On James Baldwin's 'Giovanni's Room'
These two pages make up my favorite Baldwin passage of all-time.
On Books…
This past Sunday, I read an enchanting and wonderfully tender biography of the venerable James Baldwin. As the biography charted his fraught life and creative pursuits, I decided to follow my bio reading with a reread of my favorite Baldwin of all-time: Giovanni’s Room. The short novel, set in 1950s Paris, in my possession was covered in margin notes and observations from my time writing a long paper on it in an independent study in undergrad. Too, the novel felt good in my hands. Like coming home to the dramatics making us queer folx whole. While the entire book is masterful, there is a single passage that has stuck with me for years and years.
In the final third of the book, protagonist David and his beloved but scorned Giovanni are fighting within the room they’ve been living in for the better part of a summer. “The world is full of rooms—” Giovanni declares in an outburst of rage towards, not David, exactly, but their circumstances. “What kind of room do you think Giovanni should be living in? How long do you think it took me to find the room I have?”
Here, the “room” represents so much more than a room. Duh. The “room” is about comfort and coping, and the constructs that leave us in deep and emotional binds. It’s not until we turn the page, though, that we get to the meat of this fight. From David’s perspective: “I was was vividly aware that he held a brick in his hand, I held a brick in mine. It really seemed for an instant that if I did not go to him, we would use these bricks to beat each other to death.”
David’s observation on the scene goes on to be my favorite Baldwin graph of all-time, because it so effortlessly captures the condition of the Other. This is not simply about being queer. This is about being an outcast. The bricks these two lovers hold make up the room they are sequestered in—the symbolism is obvious, again. We are cogs in the machine of our oppression. We use the tools of our oppressors—the bricks, in this case—to oppress each other in an effort to try and escape our own misfortune. It never works. It’s always deadly.
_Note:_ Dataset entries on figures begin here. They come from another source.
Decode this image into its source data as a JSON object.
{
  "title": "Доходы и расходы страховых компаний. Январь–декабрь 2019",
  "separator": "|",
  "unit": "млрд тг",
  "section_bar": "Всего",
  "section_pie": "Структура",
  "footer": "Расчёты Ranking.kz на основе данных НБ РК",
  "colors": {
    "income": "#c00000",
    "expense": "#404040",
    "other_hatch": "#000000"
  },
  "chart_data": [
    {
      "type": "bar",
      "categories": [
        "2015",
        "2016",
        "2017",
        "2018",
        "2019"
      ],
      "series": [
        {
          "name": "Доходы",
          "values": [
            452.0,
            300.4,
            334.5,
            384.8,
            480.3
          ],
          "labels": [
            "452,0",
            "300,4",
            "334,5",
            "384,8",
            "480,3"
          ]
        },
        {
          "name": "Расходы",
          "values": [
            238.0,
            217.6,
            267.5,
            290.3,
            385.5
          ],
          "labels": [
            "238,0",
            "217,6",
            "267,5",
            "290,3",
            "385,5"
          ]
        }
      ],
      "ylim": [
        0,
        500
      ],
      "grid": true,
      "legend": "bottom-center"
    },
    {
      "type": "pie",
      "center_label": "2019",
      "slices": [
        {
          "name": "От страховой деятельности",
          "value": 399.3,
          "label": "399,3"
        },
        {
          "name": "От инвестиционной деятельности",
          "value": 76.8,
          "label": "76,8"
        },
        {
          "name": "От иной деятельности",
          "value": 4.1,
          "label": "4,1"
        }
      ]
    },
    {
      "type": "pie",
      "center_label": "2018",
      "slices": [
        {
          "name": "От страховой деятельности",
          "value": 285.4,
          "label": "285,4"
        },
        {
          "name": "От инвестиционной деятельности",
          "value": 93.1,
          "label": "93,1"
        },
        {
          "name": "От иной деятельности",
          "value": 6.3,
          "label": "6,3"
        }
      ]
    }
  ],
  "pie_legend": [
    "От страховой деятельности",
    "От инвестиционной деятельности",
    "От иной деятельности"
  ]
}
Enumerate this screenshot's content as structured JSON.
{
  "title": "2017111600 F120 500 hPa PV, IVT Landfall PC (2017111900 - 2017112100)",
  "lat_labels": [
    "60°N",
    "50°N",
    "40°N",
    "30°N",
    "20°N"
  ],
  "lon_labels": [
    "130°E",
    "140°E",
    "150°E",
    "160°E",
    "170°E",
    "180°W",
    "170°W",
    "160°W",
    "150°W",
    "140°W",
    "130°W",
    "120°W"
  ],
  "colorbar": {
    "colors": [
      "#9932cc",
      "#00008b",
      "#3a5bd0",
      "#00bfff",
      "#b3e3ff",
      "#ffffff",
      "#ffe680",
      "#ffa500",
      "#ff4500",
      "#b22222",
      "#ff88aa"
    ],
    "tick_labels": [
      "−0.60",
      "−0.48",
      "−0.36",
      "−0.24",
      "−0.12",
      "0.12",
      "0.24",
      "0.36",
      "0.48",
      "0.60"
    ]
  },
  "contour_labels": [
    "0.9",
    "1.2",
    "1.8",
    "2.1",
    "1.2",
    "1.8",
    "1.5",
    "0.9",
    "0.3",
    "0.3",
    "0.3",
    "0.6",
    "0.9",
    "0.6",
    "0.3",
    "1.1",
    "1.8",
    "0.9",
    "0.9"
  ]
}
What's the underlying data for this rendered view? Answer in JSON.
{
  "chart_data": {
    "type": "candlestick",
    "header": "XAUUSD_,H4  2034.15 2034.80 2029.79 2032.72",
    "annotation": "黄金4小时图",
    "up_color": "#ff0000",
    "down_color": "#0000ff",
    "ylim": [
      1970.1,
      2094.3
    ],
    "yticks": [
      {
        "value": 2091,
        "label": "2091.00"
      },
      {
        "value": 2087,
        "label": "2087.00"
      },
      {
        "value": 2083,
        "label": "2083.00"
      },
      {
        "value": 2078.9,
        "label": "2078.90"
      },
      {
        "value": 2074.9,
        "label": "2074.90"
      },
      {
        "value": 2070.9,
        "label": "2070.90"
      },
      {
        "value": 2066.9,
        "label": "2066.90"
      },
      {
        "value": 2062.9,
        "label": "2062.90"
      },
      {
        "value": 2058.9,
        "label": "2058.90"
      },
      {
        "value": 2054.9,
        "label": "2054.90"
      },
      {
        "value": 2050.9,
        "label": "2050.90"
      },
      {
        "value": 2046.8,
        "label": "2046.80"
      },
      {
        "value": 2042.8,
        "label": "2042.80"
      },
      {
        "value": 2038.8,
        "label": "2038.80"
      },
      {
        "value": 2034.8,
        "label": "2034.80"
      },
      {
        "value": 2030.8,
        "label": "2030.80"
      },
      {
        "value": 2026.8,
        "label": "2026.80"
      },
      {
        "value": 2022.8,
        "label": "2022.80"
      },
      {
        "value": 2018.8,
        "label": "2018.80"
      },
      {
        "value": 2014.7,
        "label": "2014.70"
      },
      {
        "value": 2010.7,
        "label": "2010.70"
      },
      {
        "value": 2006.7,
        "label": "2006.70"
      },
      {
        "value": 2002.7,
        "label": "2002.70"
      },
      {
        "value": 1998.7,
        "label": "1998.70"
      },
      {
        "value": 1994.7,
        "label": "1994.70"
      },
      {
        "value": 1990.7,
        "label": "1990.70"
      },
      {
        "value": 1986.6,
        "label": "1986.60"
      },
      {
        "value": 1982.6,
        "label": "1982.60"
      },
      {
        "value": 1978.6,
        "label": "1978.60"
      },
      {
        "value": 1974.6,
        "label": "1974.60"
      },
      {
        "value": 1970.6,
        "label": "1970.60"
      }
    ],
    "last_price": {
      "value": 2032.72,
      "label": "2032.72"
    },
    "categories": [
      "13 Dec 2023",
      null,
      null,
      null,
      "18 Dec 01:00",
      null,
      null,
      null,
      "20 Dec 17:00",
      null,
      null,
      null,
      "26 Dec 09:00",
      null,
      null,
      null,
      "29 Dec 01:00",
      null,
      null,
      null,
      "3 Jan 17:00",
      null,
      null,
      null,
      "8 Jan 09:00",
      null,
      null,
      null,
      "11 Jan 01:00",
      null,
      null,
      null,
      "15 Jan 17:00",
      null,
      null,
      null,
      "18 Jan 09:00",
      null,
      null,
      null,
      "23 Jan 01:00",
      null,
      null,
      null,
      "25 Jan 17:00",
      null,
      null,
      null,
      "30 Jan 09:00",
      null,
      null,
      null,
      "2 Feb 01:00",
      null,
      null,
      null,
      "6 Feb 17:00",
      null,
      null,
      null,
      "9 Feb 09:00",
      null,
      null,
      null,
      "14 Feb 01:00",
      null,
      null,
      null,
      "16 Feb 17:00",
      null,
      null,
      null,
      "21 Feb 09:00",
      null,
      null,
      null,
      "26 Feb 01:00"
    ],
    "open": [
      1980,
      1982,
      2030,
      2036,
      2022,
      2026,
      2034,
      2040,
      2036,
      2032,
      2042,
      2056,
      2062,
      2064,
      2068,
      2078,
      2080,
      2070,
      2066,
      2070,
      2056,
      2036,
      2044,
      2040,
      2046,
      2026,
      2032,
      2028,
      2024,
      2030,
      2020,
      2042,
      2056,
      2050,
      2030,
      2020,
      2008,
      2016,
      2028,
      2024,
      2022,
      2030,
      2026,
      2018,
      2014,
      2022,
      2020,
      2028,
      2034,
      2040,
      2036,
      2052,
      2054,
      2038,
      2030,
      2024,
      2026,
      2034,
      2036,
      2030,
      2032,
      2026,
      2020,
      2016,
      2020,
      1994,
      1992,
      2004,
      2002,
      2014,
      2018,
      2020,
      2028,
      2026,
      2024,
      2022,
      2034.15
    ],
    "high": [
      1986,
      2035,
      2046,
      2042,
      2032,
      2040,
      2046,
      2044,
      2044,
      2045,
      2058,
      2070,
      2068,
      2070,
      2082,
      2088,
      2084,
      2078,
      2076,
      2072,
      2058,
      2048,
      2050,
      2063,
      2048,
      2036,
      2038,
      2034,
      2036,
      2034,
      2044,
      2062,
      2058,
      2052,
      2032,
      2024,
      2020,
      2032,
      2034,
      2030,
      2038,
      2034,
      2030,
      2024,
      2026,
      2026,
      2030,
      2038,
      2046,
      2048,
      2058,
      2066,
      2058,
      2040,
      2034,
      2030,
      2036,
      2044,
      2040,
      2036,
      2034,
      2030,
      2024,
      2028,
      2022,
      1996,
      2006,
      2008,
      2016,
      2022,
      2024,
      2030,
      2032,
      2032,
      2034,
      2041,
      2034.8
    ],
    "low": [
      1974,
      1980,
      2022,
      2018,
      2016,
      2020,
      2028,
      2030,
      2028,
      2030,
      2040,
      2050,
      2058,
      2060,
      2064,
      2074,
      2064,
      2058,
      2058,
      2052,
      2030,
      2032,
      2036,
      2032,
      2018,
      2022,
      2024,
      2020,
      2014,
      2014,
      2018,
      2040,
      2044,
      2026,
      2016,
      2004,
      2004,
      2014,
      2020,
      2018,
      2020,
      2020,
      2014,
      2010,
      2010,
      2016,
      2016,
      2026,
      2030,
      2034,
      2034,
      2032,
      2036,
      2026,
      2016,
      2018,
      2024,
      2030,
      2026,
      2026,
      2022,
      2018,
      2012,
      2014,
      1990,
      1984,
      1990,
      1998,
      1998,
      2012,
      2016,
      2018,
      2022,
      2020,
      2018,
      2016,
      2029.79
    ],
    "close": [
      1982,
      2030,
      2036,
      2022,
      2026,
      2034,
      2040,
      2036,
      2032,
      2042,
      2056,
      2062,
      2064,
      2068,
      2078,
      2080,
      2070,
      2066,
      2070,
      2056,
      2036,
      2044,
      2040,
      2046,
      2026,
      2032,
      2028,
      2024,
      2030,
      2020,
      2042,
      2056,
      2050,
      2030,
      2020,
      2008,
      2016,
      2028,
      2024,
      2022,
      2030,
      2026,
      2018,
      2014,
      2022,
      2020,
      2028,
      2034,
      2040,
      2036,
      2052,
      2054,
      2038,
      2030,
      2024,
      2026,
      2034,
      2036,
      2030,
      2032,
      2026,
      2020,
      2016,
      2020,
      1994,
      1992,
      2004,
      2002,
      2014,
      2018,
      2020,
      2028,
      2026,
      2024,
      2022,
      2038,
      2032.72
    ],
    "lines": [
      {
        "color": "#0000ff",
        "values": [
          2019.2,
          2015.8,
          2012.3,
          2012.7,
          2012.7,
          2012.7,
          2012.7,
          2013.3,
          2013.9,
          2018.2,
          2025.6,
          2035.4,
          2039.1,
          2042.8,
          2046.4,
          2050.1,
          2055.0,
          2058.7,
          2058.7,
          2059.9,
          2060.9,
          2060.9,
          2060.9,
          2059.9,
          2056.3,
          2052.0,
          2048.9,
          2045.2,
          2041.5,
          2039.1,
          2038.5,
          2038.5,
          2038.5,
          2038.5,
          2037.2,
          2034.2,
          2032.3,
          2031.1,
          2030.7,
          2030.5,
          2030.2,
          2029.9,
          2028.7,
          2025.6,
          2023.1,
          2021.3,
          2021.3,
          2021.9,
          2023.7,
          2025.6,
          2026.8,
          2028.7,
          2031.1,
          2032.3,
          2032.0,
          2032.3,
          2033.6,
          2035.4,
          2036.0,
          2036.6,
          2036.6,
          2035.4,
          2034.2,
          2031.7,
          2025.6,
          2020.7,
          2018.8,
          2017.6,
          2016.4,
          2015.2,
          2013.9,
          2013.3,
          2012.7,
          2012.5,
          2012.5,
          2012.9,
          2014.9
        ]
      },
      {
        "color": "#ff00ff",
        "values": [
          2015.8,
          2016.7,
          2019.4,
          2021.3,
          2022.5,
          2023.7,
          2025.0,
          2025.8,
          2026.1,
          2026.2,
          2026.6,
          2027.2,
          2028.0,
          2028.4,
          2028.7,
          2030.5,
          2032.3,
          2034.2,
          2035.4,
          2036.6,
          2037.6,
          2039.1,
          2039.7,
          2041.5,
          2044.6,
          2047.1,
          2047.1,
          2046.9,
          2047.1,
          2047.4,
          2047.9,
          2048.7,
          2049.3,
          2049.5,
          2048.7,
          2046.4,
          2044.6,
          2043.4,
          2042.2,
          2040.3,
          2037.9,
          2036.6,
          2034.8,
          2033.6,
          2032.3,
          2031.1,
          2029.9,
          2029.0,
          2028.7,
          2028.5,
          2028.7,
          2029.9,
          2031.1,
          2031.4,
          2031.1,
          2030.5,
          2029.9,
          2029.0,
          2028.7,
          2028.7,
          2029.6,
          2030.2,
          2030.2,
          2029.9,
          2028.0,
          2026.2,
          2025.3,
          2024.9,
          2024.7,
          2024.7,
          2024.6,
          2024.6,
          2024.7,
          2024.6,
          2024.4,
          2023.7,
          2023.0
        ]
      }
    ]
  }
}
In a standard Jamesian way, the notion of humanity is the saving grace of the passage. Only through recognizing the humanity in Giovanni, and Giovanni recognizing the humanity in David, does the fight end. Only in seeing each other for who we are, do we stop doing the work of the oppressor for them. It’s a brilliant literary moment that speaks, to this day, to a generation battered by circumstances out of their control. Reading these two pages has always caused a stir in my chest. James Baldwin knows how to tug at the strings of a person.
The lesson of this passage is such: Do not do the work of the oppressor. Do everything you can to remove their mark from your mind and your heart. Do everything you can to love. Such is the Jamesian way. Put the bricks down. Live life outside of the rooms established for us. Giovanni’s Room is at once a tragedy and a call to action. It is not Baldwin’s best book—that’s, probably, Another Country—but it is the book that remains most special to me.